Taxonomic analysis of ITS1

I'm trying to classify my ITS region 1 amplicons using the ITSoneDB (http://itsonedb.ba.itb.cnr.it/), because my samples include non-fungal eukaryotic organisms and UNITE database is fungal only.

However, ITSoneDB only provides a fasta file containing all representative sequences (see below for an example), and there is not a taxonomy file that would be needed to train a qiime classifier with. I wonder if I could still train a classifier, or if there is some other approach that I can use this representative sequences fasta file to classify my samples.

Thanks!


ITSoneDB representative sequences:

EU070644_ITS1_ENA|Eryngium fernandezianum|477861|ITS1 located by ENA annotation, 221bp
tcgatgcctgcaaagcagaacgacccgcgaacacgtcaaaaataacgggcgagcggtccggggggcgcaagctccacgcgtccgcgaacccgcaggtcgagggcgtccctgggcgctcgacggccgcaaactcaccccggcgcggaatgcgccaaggaaatagaaccggactgaacgttctcgcccccgttcgcgggtggcgatggcgtctttcagaaaca
FJ565263_ITS1_ENA|Cuitlauzina egertonii|587970|ITS1 located by ENA annotation, 216bp
tcgagaccgaaaaatataccgagcgattcggacaacccgtgaaatgagggaatggccgtcccggtcgtcgcccccgactccccttcgggaggagggggcacggcggaggatggatgaaccacaaaccggcgcagcatcgcgccaagggaatattgagatgcacgagccccgcgtcgggctcggtggcgtggagtgctgttgcacgccatgcggatg
KP325085_ITS1_HMM|Heterorhabditis sp. WS1|1659303|ITS1 located by HMM annotation, 401bp
cgtcgatgccttataggtatatgctttgatcacgagatgctgataatcatggaatcaagcttgctcttgatttcagtcggtgtctcaccccatctaagctctcggagaggtgtctattcttgattggagccgatttgagtgacggcaatgataattggatatgctcccgttcggataagagcataagacttaatgagctgatctaggtctgtcgcctcaccaaaaacccatcgatagttggtggctaagtgatgagactttgtcaaaatcactaatctgctatgcggggagccttaatgagttgttcgtgtcacttggccgagacaaccgccagtatcgataaatctcttcccaattaacttgtttctagtaaaggctattgagttagtggaacattagcc

Hey @xpeng!

I just took a look at that database, and the annotations are a little dissapointing. It looks like you are stuck with what’s in the header.

Now because some of these are ENA sequences, you could look up the accession. For example:

EU070644 has a nice taxonomy associated with it. I don’t have any experience querying ENA, but maybe others have a way to automate this.

For the HMM inferred rep-seqs, I don’t have a good answer, because it’s not clear to me where those (original?) IDs come from.


As far as QIIME 2 is concerned, there isn’t a way out of the taxonomy file, and the FASTA headers here aren’t actually enough to go on either (probably…).

Following up on that, do you need a full taxonomy, or are the accession numbers sufficient for your purposes? If so, it’s a pretty simple script to parse the headers and grab the first section of |-delimited values. If you were to create a “taxonomy file” which mapped the full ID to that, QIIME 2 would be satisfied, but you’d only have 1 taxonomic level (which is usually not the goal).

Sorry I don’t have better news, hopefully other’s have some experience with ENA querying.

1 Like

Hey Evan thanks for your prompt response!
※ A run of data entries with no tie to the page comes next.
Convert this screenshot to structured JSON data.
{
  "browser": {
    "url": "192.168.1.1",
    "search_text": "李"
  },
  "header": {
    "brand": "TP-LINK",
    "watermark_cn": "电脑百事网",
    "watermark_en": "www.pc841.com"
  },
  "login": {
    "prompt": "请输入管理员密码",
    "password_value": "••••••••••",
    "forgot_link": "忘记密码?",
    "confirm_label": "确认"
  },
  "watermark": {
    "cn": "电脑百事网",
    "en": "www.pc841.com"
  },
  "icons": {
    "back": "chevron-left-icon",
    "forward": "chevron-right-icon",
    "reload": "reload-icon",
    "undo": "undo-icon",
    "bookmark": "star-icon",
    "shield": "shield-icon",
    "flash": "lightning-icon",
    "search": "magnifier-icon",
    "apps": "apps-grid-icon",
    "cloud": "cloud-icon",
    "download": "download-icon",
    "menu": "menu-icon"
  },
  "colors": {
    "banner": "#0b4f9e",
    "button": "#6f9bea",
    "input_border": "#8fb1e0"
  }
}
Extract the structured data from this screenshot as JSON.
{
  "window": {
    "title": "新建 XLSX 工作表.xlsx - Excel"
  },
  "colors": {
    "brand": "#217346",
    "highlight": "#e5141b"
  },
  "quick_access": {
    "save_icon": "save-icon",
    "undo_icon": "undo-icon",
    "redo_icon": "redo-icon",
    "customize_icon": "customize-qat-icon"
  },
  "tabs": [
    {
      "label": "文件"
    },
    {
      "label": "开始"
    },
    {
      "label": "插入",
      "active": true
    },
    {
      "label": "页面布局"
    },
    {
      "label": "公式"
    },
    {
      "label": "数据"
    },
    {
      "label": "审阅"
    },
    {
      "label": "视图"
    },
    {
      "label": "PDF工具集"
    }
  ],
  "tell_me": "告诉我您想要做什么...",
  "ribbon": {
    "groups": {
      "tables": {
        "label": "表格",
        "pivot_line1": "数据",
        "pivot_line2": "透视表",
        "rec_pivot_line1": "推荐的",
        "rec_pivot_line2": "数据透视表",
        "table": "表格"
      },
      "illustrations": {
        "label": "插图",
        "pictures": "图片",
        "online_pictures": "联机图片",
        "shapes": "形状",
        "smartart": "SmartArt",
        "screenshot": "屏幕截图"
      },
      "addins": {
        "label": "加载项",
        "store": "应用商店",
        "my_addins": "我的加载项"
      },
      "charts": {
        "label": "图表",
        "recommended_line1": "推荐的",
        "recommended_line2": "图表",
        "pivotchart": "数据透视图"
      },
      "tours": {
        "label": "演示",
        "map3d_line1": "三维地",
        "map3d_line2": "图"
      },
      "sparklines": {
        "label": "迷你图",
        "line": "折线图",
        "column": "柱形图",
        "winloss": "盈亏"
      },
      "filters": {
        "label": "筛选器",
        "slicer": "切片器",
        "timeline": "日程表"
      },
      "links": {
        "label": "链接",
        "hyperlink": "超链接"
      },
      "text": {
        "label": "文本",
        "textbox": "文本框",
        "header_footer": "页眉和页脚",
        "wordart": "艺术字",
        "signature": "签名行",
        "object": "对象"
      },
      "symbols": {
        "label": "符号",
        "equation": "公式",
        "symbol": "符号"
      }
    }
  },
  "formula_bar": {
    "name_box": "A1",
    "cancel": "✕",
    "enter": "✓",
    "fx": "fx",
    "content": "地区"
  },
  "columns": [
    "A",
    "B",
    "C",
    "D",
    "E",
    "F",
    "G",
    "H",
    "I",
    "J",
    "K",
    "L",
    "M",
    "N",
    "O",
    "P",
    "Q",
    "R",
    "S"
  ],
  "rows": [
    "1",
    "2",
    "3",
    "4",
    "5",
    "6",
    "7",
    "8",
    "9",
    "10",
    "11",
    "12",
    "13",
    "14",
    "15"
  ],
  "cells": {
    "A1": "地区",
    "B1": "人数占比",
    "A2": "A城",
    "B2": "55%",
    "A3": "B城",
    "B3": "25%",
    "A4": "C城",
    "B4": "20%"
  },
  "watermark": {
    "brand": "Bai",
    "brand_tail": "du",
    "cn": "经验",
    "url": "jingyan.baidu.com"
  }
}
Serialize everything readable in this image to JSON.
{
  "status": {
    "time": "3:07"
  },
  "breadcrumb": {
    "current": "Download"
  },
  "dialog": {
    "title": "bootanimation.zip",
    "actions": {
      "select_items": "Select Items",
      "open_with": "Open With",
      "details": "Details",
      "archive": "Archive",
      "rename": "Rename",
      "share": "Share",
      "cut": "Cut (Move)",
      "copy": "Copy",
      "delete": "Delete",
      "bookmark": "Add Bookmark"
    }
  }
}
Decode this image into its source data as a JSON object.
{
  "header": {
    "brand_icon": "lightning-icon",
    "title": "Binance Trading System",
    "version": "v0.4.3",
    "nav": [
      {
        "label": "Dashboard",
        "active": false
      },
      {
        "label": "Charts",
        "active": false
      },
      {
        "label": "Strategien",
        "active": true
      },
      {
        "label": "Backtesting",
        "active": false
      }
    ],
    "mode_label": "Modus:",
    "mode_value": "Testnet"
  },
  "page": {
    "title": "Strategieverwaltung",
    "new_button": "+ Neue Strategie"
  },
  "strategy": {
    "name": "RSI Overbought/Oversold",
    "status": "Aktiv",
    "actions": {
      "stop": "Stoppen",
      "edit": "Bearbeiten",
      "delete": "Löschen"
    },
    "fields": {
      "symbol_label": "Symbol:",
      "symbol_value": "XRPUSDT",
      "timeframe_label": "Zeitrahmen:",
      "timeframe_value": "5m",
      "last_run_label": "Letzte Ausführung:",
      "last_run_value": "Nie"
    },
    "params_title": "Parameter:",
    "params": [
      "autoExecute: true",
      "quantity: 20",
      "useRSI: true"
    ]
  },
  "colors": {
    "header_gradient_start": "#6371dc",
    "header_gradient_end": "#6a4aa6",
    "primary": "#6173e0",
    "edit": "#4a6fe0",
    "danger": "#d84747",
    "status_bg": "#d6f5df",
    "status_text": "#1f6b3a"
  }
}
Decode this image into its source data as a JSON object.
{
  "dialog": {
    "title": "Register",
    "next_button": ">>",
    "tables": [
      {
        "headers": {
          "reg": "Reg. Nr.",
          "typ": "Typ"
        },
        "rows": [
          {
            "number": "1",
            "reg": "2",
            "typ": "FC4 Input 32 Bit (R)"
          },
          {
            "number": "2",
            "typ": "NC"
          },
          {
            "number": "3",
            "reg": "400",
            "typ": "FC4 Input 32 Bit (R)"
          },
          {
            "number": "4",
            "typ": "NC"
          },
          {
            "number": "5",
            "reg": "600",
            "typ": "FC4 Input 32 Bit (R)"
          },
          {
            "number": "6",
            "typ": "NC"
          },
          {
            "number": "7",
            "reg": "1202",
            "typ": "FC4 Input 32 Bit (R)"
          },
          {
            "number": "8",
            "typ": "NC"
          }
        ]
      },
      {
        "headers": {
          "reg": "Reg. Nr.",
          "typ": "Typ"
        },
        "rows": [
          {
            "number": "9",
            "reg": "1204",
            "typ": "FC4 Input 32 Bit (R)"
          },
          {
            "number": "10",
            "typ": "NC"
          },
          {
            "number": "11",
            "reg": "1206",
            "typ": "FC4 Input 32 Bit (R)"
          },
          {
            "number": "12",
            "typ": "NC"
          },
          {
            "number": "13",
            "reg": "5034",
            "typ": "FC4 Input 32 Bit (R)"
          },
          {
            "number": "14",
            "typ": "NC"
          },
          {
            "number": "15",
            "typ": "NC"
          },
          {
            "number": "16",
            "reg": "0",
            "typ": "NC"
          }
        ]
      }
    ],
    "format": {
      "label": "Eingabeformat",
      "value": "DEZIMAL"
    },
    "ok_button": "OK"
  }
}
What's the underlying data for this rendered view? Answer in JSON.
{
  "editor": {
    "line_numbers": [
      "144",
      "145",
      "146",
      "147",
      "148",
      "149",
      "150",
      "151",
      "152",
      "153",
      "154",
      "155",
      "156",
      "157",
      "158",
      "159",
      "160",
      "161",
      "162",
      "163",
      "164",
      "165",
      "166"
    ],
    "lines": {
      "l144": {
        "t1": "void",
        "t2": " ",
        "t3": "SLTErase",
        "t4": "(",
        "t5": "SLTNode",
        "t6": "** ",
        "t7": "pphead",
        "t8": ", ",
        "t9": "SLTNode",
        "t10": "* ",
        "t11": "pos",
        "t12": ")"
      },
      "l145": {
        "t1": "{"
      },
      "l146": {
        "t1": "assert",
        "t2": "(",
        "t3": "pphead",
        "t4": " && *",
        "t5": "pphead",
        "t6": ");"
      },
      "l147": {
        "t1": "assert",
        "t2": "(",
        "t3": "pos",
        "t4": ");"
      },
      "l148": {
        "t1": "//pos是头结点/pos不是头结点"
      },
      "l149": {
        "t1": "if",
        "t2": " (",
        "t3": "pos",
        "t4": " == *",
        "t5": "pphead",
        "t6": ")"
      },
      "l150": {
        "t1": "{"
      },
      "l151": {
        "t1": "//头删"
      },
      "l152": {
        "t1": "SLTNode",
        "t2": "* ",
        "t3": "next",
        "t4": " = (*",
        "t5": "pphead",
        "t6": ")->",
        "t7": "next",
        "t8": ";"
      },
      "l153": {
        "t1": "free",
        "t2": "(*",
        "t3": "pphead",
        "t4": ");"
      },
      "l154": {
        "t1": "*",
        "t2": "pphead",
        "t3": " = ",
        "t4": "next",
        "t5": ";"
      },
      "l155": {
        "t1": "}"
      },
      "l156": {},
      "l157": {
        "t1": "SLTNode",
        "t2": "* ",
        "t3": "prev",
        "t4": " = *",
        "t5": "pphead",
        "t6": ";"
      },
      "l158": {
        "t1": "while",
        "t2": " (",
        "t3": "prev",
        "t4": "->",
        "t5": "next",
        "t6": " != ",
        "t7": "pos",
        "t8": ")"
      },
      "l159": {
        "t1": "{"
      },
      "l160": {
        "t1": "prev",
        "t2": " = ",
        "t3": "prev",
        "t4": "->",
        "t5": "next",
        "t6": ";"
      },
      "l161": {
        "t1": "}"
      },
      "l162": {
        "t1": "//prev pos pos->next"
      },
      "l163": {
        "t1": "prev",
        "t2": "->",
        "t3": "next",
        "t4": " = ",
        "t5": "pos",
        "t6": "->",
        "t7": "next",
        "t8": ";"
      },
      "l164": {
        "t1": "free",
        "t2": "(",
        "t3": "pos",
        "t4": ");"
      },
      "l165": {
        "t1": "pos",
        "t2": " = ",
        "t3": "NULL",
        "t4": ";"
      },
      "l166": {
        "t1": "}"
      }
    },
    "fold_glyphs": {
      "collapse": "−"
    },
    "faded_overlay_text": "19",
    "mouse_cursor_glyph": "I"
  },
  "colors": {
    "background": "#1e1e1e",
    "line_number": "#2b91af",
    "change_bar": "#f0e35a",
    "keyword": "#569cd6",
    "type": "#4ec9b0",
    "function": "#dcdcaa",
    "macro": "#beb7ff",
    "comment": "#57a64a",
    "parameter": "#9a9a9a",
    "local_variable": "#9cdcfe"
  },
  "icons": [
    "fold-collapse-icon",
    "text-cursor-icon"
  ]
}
I also thought of paring the headers to generate a mock taxonomy file in order to train a classifier, but I was also wondering if there exists a native approach to dealing with such a file. You answered my question. I’m writing the people who maintain the database to find out how the the HMM IDs were generated.

I will look around for automation methods for querying ENA with genus/species names.

2 Likes

Just a followup for those who are interested in using ITSoneDB for their analysis.

I was informed by the developers of ITSoneDB that they are working on generating a taxonomy file for their ITS1 sequence database. Stay tuned for its release.

3 Likes

This topic was automatically closed 31 days after the last reply. New replies are no longer allowed.